File storage used to be a painful chore before syncing, cloud-based file storage. Having different versions of files on different devices made for a lot of unnecessary tedium and confusion. People used to try to remedy these difficulties with email-based backups or version-based file names (like “project-proposal-version-5-3.doc”), but these techniques rarely proved to be effective, leaving hard drives and email accounts cluttered with different documents in various states of completion.
But these days, cloud computing is becoming a common practice and a great solution to this common problem. It’s not just for advanced technology gurus; applications like Box make it simple and intuitive for anyone, regardless of their technical skills.
Cloud-based file storage is now the preferred method of preserving important data for anyone with Internet connectivity. That’s why an app like Box is an excellent tool for keeping everything in one place without taking up precious hard drive space or carrying your private, sensitive data on a USB thumbdrive, where it could get lost or stolen.
Box is a file storage app that allows you to store your photos, videos, or any other type of file using their servers. It’s free for 5GB storage space, and Box offers free 50 GB storage for a limited time period depending on your device.
The Box Android app is free in the Google Play app store. It allows you to upload photos, videos and any other type of file from your phone’s SD card. This can be accessed from your desktop by going to their website and signing in using the same account used on your phone.
The app’s design is simple and has a minimalist feel. The text and graphics are just the right size – not too small, not too large.
Usage isn’t perfectly intuitive, so it may take time to learn what all the visual icons stand for. It will take a bit of trial and error to understand all of the features as well.
Navigating in and out of screens could be improved by having a central Home or Back key, which the app lacks at the moment. To do this, you’ll have to keep using your phone’s Back button to exit any given screen.
Because you’re accessing files stored in a server, a fast data or Wi-Fi connection is required for the app to work optimally. Slow data connections may not result in a great user experience.
Other tasks – such as browsing through a group of images or visiting various file folders – are done quite smoothly. Downloading and uploading files takes a moderate amount of time and is neither impressive nor disappointing.
Box is a file storage service, so its primary function is to preserve your latest data and share it among your various electronic devices. These files can be organized in folders and can be viewed as something similar to a file explorer’s directory. A user can add, delete or rename files or folders.

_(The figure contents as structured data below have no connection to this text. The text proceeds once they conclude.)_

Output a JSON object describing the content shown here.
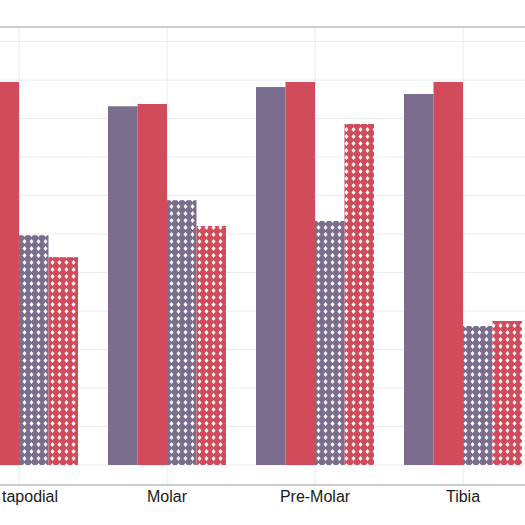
{
  "chart_data": {
    "type": "bar",
    "categories": [
      "tapodial",
      "Molar",
      "Pre-Molar",
      "Tibia"
    ],
    "series": [
      {
        "color": "#7b6d8d",
        "line_style": "solid",
        "values": [
          null,
          9.32,
          9.82,
          9.64
        ]
      },
      {
        "color": "#d14b5a",
        "line_style": "solid",
        "values": [
          9.95,
          9.38,
          9.95,
          9.95
        ]
      },
      {
        "color": "#7b6d8d",
        "line_style": "dotted",
        "values": [
          5.97,
          6.88,
          6.34,
          3.61
        ]
      },
      {
        "color": "#d14b5a",
        "line_style": "dotted",
        "values": [
          5.4,
          6.21,
          8.86,
          3.74
        ]
      }
    ],
    "ylim": [
      -0.52,
      11.38
    ],
    "yticks": [
      0,
      1,
      2,
      3,
      4,
      5,
      6,
      7,
      8,
      9,
      10,
      11
    ],
    "grid": true,
    "tick_labels": "x"
  }
}
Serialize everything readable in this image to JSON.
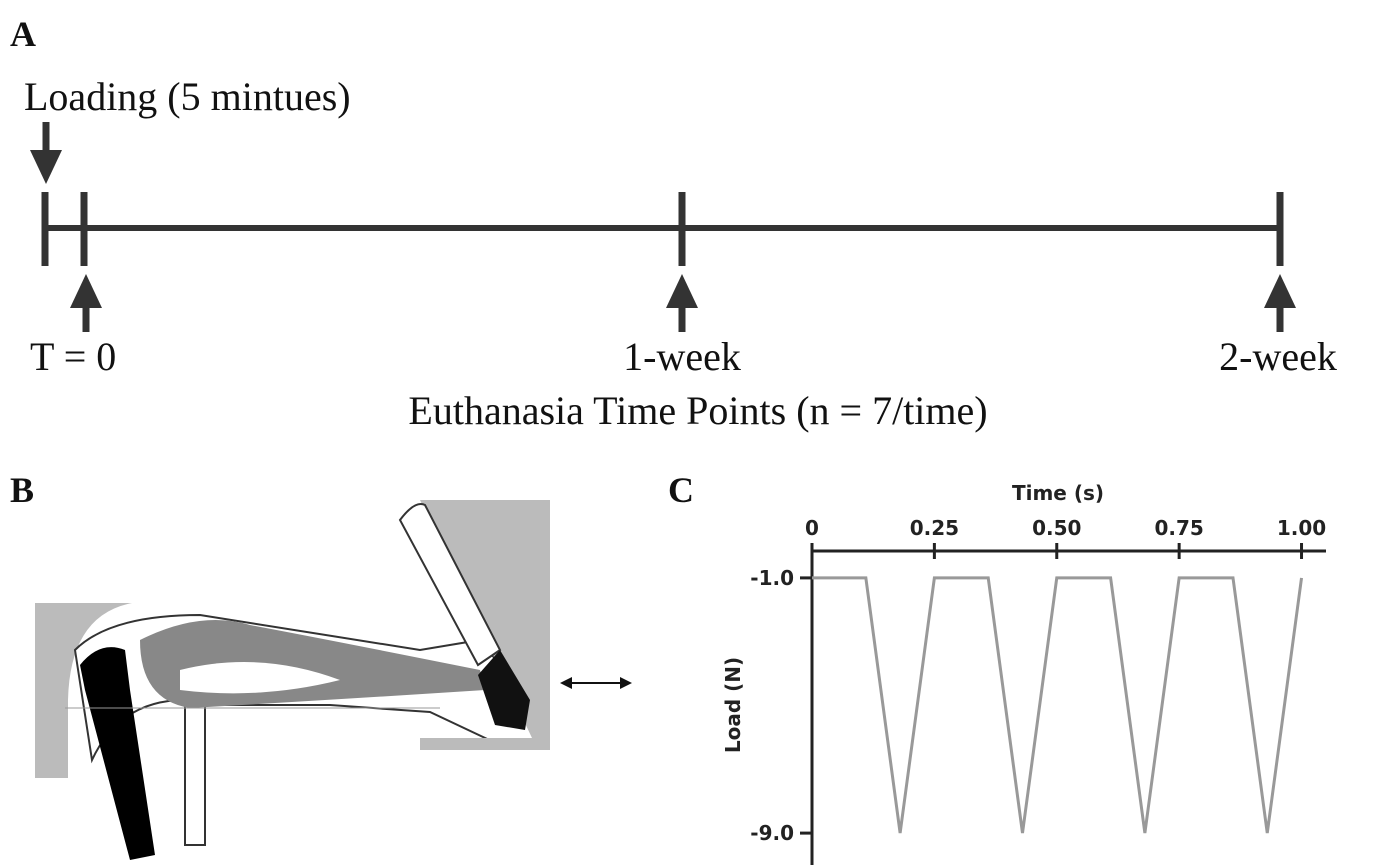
{
  "panel_a": {
    "label": "A",
    "loading": "Loading (5 mintues)",
    "t0": "T = 0",
    "week1": "1-week",
    "week2": "2-week",
    "caption": "Euthanasia Time Points (n = 7/time)"
  },
  "panel_b": {
    "label": "B"
  },
  "chart_data": {
    "type": "line",
    "panel_label": "C",
    "x_label": "Time (s)",
    "y_label": "Load (N)",
    "x": [
      0,
      0.11,
      0.18,
      0.25,
      0.36,
      0.43,
      0.5,
      0.61,
      0.68,
      0.75,
      0.86,
      0.93,
      1.0
    ],
    "values": [
      -1,
      -1,
      -9,
      -1,
      -1,
      -9,
      -1,
      -1,
      -9,
      -1,
      -1,
      -9,
      -1
    ],
    "color": "#999999",
    "xlim": [
      0,
      1.05
    ],
    "ylim": [
      -10,
      0
    ],
    "xticks": [
      0,
      0.25,
      {
        "value": 0.5,
        "label": "0.50"
      },
      0.75,
      {
        "value": 1,
        "label": "1.00"
      }
    ],
    "yticks": [
      {
        "value": -1,
        "label": "-1.0"
      },
      {
        "value": -9,
        "label": "-9.0"
      }
    ]
  }
}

These files can be downloaded to whichever device you choose. There’s also an option to share these files through e-mail, as well as an option to send a link to a file or folder through e-mail.
From your phone, you can upload images, audio, or video taken from your camera straight to the Box network, which is very practical for sharing information with your friends and colleagues.
Tip: You can upload a photo from the Gallery without opening the app. Just tap on a photo and choose “Share” and tap on Box from the list of apps that appear. It automatically opens the upload menu on Box’s app.
Downloading is pretty simple. When you open a file stored in the server, it automatically saves it on the device you opened it from. For instance, opening a photo from the server using your phone will save the photo to your Gallery. In some cases, it will even create an album with the same name as the folder name in your Box account.
Box is a very efficient app when it comes to delivering file storage solutions. But, it could be designed more intuitively to enhance navigation and provide better user experience.
This kind of service is common nowadays, and there are a lot of similar apps like Box. A notable competitor, Dropbox, has an auto-sync feature that Box does not offer at this point. Even Google+, which is primarily a social networking app, has “Instant Upload” for automatically storing a phone’s images into the user’s Google + account. Box has yet to offer similarly fast uploading features.
Although this app lacks more advanced features, it does get the job done – and quite efficiently. With a clear focus on basic file storage, Box is a great file storage app to keep. Besides, no other file storage app offers lifetime-free storage of 50 GB.
Some minor improvements couldn’t hurt – specifically with navigation and features – but these are minor concerns for an app that delivers what it says it will do without a lot of frills or unnecessary features. For users who want a no-nonsense, basic and simple way to store files in the cloud, Box is definitely an app to have.